Weight of the Yen ANNOTATION
Why has the deficit proved such an intractable problem and our national debt risen to $4 trillion? Why can't our political leaders gain a balanced budget without tinkering with the Constitution? This book looks to Japan and the Reagan-Bush years for the surprising answers, providing a fast-paced and intriguing financial history of the past 15 years and an analysis of the problems facing America and Japan.
FROM THE PUBLISHER
In the eight years from 1980 to 1988, America fell from financial grace, becomingthe world's largest debtor. This happened because the United States spent and Japan saved. In the early 1980s, Reagan's Washington discovered that Japan would cheerfully lend their vast savings to the United States by buying U.S. government bonds. How the Japanese money accumulated, the system that created it, and American fumbling that led to crippling debt service, a loss of much of our manufacturing base, and our economy's diminishing good jobs. The Weight of the Yen explains it all, in an intriguing, jargon-free analysis of the past fifteen years and the problems between America and Japan that are yet to come.
FROM THE CRITICS
Publishers Weekly
An American investment banker who has lived in Japan for the past 15 years, Murphy brings a rare bicultural perspective to his enlightening and disturbing saga of how Japan became the world's largest creditor country while the U.S. became the world's biggest debtor.
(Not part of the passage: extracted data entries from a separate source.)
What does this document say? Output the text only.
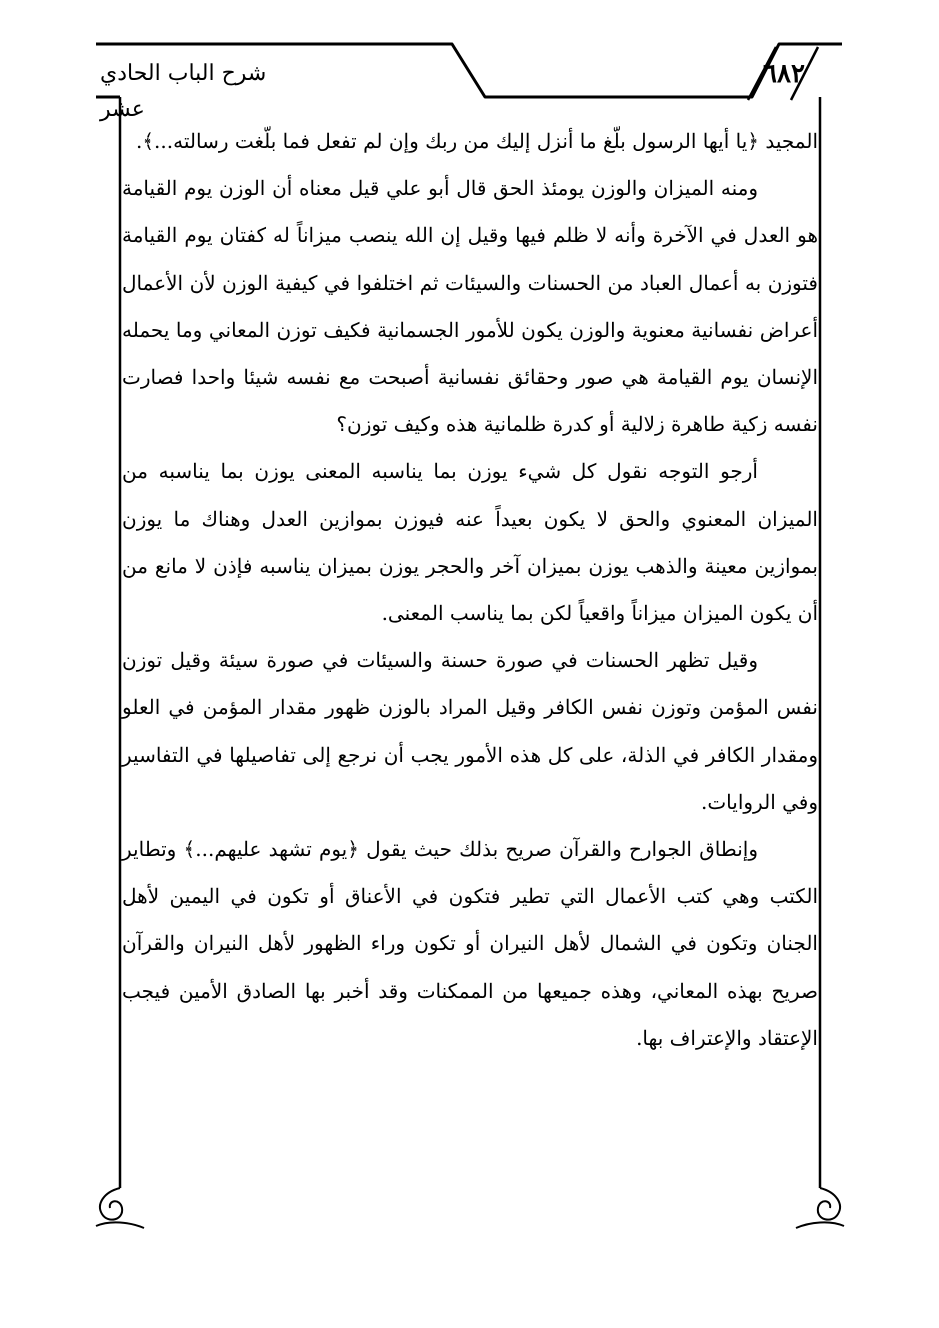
شرح الباب الحادي عشر
٦٨٢

المجيد ﴿يا أيها الرسول بلّغ ما أنزل إليك من ربك وإن لم تفعل فما بلّغت رسالته...﴾.

ومنه الميزان والوزن يومئذ الحق قال أبو علي قيل معناه أن الوزن يوم القيامة هو العدل في الآخرة وأنه لا ظلم فيها وقيل إن الله ينصب ميزاناً له كفتان يوم القيامة فتوزن به أعمال العباد من الحسنات والسيئات ثم اختلفوا في كيفية الوزن لأن الأعمال أعراض نفسانية معنوية والوزن يكون للأمور الجسمانية فكيف توزن المعاني وما يحمله الإنسان يوم القيامة هي صور وحقائق نفسانية أصبحت مع نفسه شيئا واحدا فصارت نفسه زكية طاهرة زلالية أو كدرة ظلمانية هذه وكيف توزن؟

أرجو التوجه نقول كل شيء يوزن بما يناسبه المعنى يوزن بما يناسبه من الميزان المعنوي والحق لا يكون بعيداً عنه فيوزن بموازين العدل وهناك ما يوزن بموازين معينة والذهب يوزن بميزان آخر والحجر يوزن بميزان يناسبه فإذن لا مانع من أن يكون الميزان ميزاناً واقعياً لكن بما يناسب المعنى.

وقيل تظهر الحسنات في صورة حسنة والسيئات في صورة سيئة وقيل توزن نفس المؤمن وتوزن نفس الكافر وقيل المراد بالوزن ظهور مقدار المؤمن في العلو ومقدار الكافر في الذلة، على كل هذه الأمور يجب أن نرجع إلى تفاصيلها في التفاسير وفي الروايات.

وإنطاق الجوارح والقرآن صريح بذلك حيث يقول ﴿يوم تشهد عليهم...﴾ وتطاير الكتب وهي كتب الأعمال التي تطير فتكون في الأعناق أو تكون في اليمين لأهل الجنان وتكون في الشمال لأهل النيران أو تكون وراء الظهور لأهل النيران والقرآن صريح بهذه المعاني، وهذه جميعها من الممكنات وقد أخبر بها الصادق الأمين فيجب الإعتقاد والإعتراف بها.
In his analysis, Ronald Reagan takes the blame for leading the U.S. into an unacknowledged program of borrowing some half a trillion dollars from Japan to finance our federal deficit. Starting in 1981, Japanese investors gobbled up U.S. Treasury securities and propped up American buying power for a decade and a half, allowing successive presidents to avoid the mounting national debt while Americans indulged in an orgy of consumption. Japan found a ready channel for its excess cash, thus helping to perpetuate its ruling hierarchy presiding over a cartelized, government-controlled, mercantilist Japanese economy. Murphy suggests that the mutual dependency harms both countries and observes that our "furtive dependence" on Japan continues through an influx of short-term, unstable Japanese money. He urges U.S. leaders to develop a cohesive, realistic Japan policy in place of hectoring and rhetoric. (Mar.)
Library Journal
Murphy, an investment banker who has lived many years in Japan, enters the long-running battle over the federal deficits by showing how the deficits ballooned over the past quarter-century. While he lays much of the blame on the attempts by Ronald Reagan and George Bush to cut taxes while spending a great deal on defense, he also suggests that our policy toward Japan might be part of the problem. He maintains that by the early 1980s Japan was "becoming the world's largest creditor country [while] the U.S. had [become] the world's largest debtor." The United States desperately needed large amounts of cash, and the Japanese were only too willing to supply it. This made for a volatile relationship between the two countries and fueled our ongoing economic problems. Arguing that Americans largely misunderstand the Japanese, he offers an illuminating discussion of Japanese culture, especially the need for Japanese companies to form keiretsu (business alliances). For public libraries.-Richard S. Drezen, Washington Post News Research Ctr., Washington, D.C.
Kirkus Reviews
An astute analysis of the dangerously self-serving economic games Japan and the US have been playing over the past 15 years, from an expatriate American investment banker.
In mercifully jargon-free fashion, Murphy offers a critical interpretation of the events, strategies, miscalculations, and errors that have brought Tokyo as well as Washington ever closer to a day of financial reckoning. First, however, he delivers a clear- eyed overview of how big business works in Japan, where elite finance bureaucrats (who are accountable to neither the electorate nor its representatives) provide administrative guidance that recipients ignore at their peril. The author goes on to review how the credit and industrial policies of these shadowy shoguns made Japan a power in global trade, albeit at no small cost to its populace. He next examines how Japan's ultrainfluential Ministry of Finance allowed indigenous institutions to recycle the vast sums accruing from exports to buy the debt obligations of the US Treasury during the early years of the Reagan administration, when federal budget deficits topped $100 billion. Assessing the consequences of this bailout, Murphy reprises the 1985 Plaza Accord (which laid the value of the dollar far lower than signatories intended) and Wall Street's 1987 crash. Covered as well are the high costs accruing from the collapse of Japan's speculative boom and the unwillingness or inability of American officials to realize that their country's chief lender does not play by the same commercial rules as other nations. By the same token, the author points out, Japan's economic mandarins have yet to appreciate that the Cold War's end has changed a relationship long based on security considerations.
Murphy closes with some uncommonly sensible suggestions on how the two superpowers could forsake the ideological denial that threatens their alliance in favor of a realpolitik calculated to inspire cooperation and trust.